You think I’d be anything but fucked with such a sweet PC ride at work. You’d think.
Unfortunately, this PC has provided me several reasons to blog – one of which I’d love a cure for (I’ve Google’d and Google’d to no avail). All three are annoying given this is a notebook computer.
1. Randomly – no warning – no pattern – when I hook my notebook up to power the computer locks – freezes – dead. No solution but to yank the power and the battery for a hard reset. Seems like a hardware issue with the power connector / socket. Solution? Paranoia and saving before I mess with the notebook’s power adapter.
2. The Dell Latitude E6500 docking station can handle a hot remove… but I can’t hot dock which means hibernating or suspending before I dock the computer. Annoying.
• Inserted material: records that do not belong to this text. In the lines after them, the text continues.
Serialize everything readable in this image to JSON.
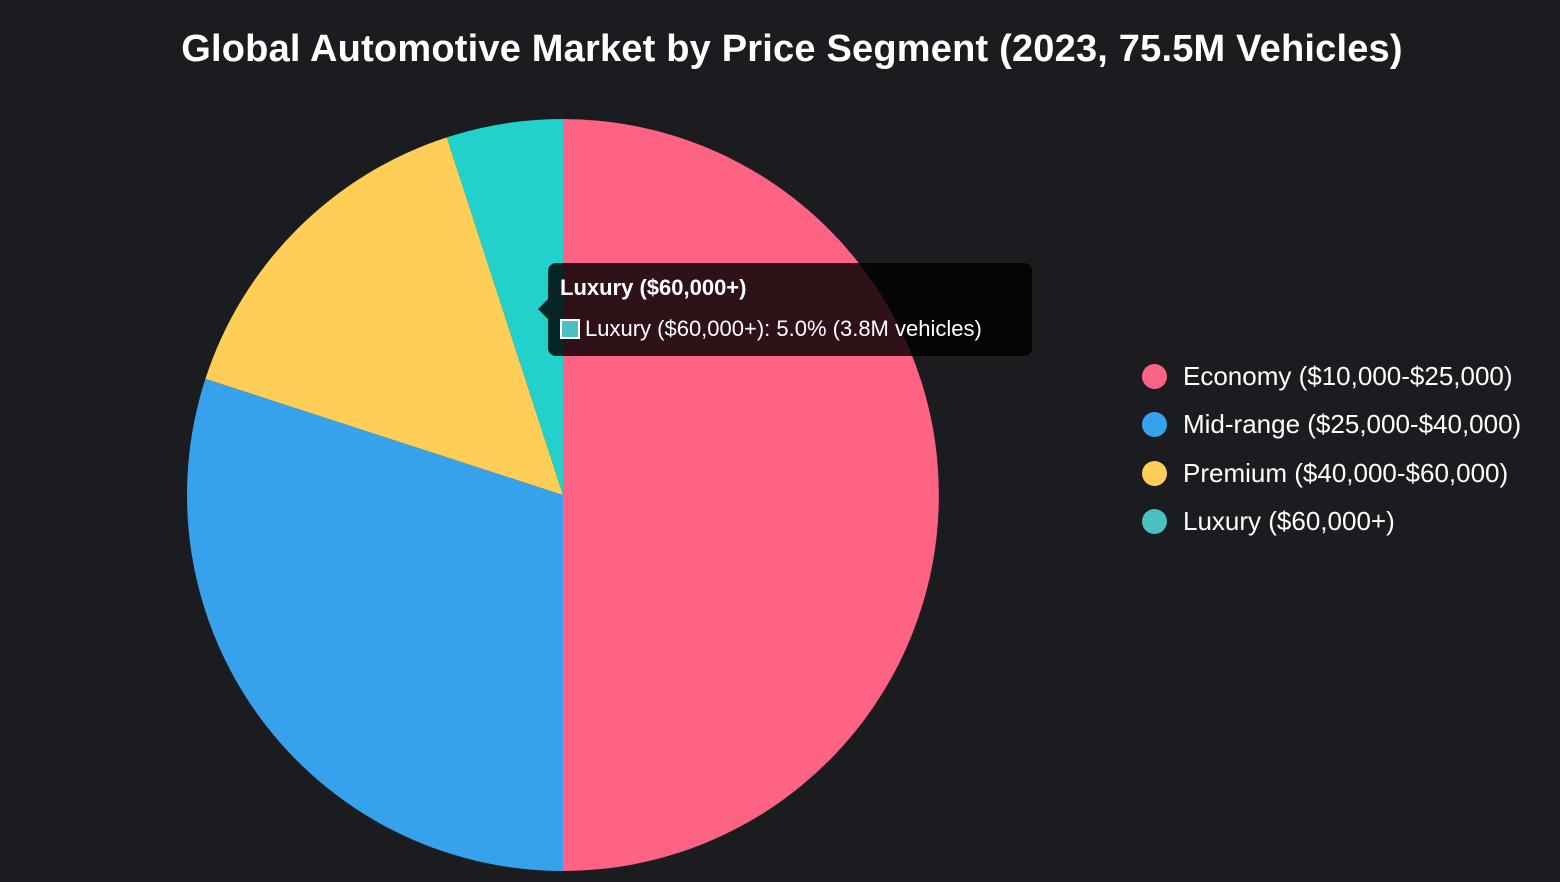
{
  "chart_data": {
    "type": "pie",
    "title": "Global Automotive Market by Price Segment (2023, 75.5M Vehicles)",
    "categories": [
      "Economy ($10,000-$25,000)",
      "Mid-range ($25,000-$40,000)",
      "Premium ($40,000-$60,000)",
      "Luxury ($60,000+)"
    ],
    "values": [
      50.0,
      30.0,
      15.0,
      5.0
    ],
    "unit": "%",
    "colors": [
      "#ff6384",
      "#36a2eb",
      "#ffce56",
      "#22d0cc"
    ],
    "legend_colors": [
      "#ff6384",
      "#36a2eb",
      "#ffce56",
      "#4bc0c0"
    ],
    "legend_position": "right"
  },
  "tooltip": {
    "title": "Luxury ($60,000+)",
    "body": "Luxury ($60,000+): 5.0% (3.8M vehicles)",
    "swatch_color": "#4bc0c0"
  },
  "background_color": "#1b1c20"
}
3. This is the problem I could use help with ’cause I don’ t think there is anything to be done about 1 & 2. When I use sleep (instead of hibernate) my computer will wake-up in my computer back overnight, completely draining the battery (and getting very hot in the process) and ending up dead in the water in the morning. As a result I avoid sleep mode – annoying. I’ve looked for network adapters that wake up, scheduled tasks, power settings – anything that could wake up the PC. Nothing. My wife and daughter’s HP notebooks don’t act this way. Help?
There you go – three tales of notebook woe courtesy of Dell’s minions.
January 9, 2010 at 4:17 am
I had the issue to #3 and figured out my specific problem. I configured my computer with a boot password and Windows password. In Advanced Power Settings, my computer was set to go into hibernation after X hours. So at night I’d put my computer into sleep mode, and then a few hours later, it would try to go into hibernation. The problem is that the computer prompted me for the boot password, and because I was sleeping, would wait for the boot password until it drained the battery. I set the computer to never go into hibernation, and the battery has never drained since.
January 9, 2010 at 4:29 am
That is very likely what my problem is… thanks for the insight!